The film opens on a crowded Seoul street, our gaze fixed upon the dark back of an everyman emerging from the churn of strangers - only because the camera has chosen him. We meet his childhood friend, Hai-mei. She’s an actress, and plastic surgery has rendered her with a beauty that’s exquisitely artificial. She initiates a sexual relationship with Jong-su shortly before leaving for a soul-searching journey through an unspecified African country. Of course, the perimeters of this relationship are left ambiguous. It is at this point of departure that Burning concaves; the internal and the external pitching into the same hazy frequency. Hai-mei’s cat, whom Jong-su was instructed to feed, leaves traces of waste pellets in her apartment every day, but it never shows itself when Jong-su is there. Perhaps there is no cat.

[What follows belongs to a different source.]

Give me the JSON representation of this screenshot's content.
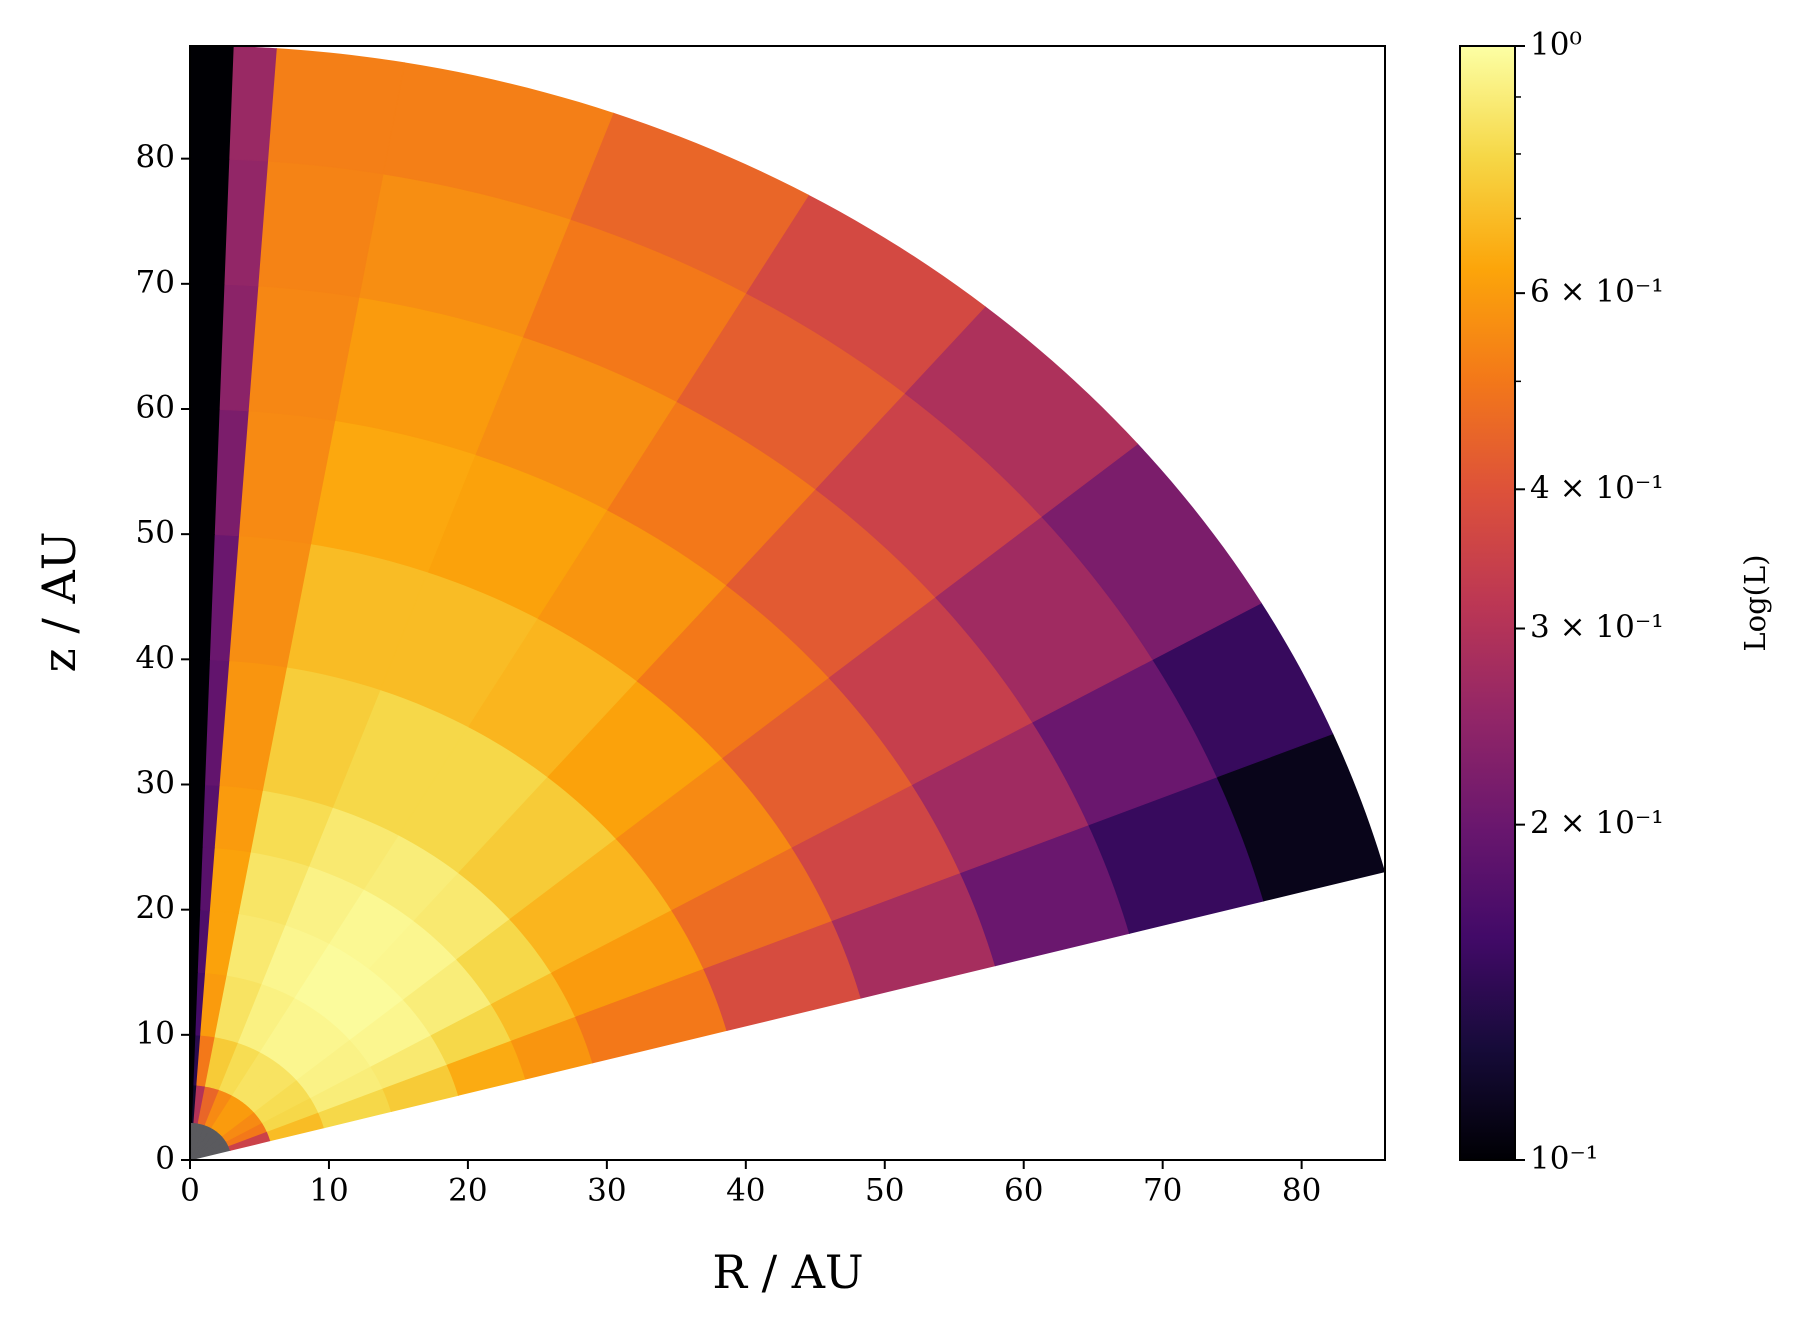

Yet despite the enigma of this romantic enterprise, Jong-su believes he’s in control of his newfound relationship. He masturbates to memories of sex with Hai-mei while he fixates on the thick black spire of Namasan Tower silhouetting a pale sky. Though the rest of the world is full of vagueness - bald farmlands; cities inhabited by unknown faces; a blackened barn housing an unmated cow - Jong-su continues reenacting the past as if to preserve a moment in which things made sense. He lives in an undefined world but is convinced of the validity of his own masculine perspective. This incongruence of setting and character becomes ever more complicated and hangs over the entire film.

Hai-mei returns to Seoul with Ben, a man who seems to outclass Jong-su in a myriad of ways. Ben lives in a luxurious apartment, drives a Porsche, and smoothly inhabits the socialite world of South Korea’s new rich, or as Jong-su calls them, the ‘Gatsbys.’ Yet Ben does not bear the hubris of Jay Gatsby. He does not seem to love Hai-mei, nor the young woman he is with at the end of the film. Still, a scrim of mystery coats him throughout. His face is unmarred by any sliver of emotion - he tells Jong-su that he has never cried. Perhaps Ben is a villain; he keeps a collection of watches, trinkets, and other valuables from the women he has encountered in a drawer in his bathroom, and he never tells Jong-su of Hai-mei’s whereabouts after she disappears. Moreover, when he reveals to Jong-su that he burns greenhouses along the countryside as a pastime, his reasoning relates primarily to their ugly appearance. When I finished watching Burning for the first time, I fell in line with Jong-su’s eye. Ben is obviously an incarnation of capitalism’s greatest faults: a man with little personal identity whose value is solely determined by wealth and its various manifestations. Why wouldn’t he kill unsuspecting women who haven’t figured out how to play the system like him? He could be read as some sort of Hitchcockian loan shark, lending the promise of prosperity only to drain, (or perhaps inflame), his victims like a stock-market crash.

Despite this, Burning avoids plummeting into a glib fantasy. Ben lacks an identity, and becomes a vessel onto which Jong-su can project his own self-hatred. There is a scene in which Ben invites Jong-su to define ‘metaphor’ after Hai-mei asks about it. Jong-su is unable to do this, while Ben does so cogently. In another scene, after telling Ben his favorite writer is William Faulkner, Jong-su is only able to explain his choice through emotional language unrelated to the craft of literature. The educated, charming and privileged Ben is the antithesis of Jong-su, who, despite having earned a university degree in writing, is unable to create a successful novel. This is not to antagonize either character, but to emphasize that while the film’s antagonist is Ben, the true villain is not a physical entity but a multiplicity of systems churning underneath Jong-su’s perspective. Having lost Hai-mei to Ben because of his market value, Jong-su is devoured by a kind of rage fed by socially-cultivated toxic masculinity. He projects a violent character onto Ben, and uses this to justify his murder of him at the film’s conclusion.

Perhaps that is not the correct way to interpret Burning. If I’m honest, I haven’t exactly pinned down the film. Maybe my interpretation is too vague, too broad, symbolic and open. I could be reading into it too much. But then again, what’s the fun in a film that’s worked it all out for you before you even experience its language?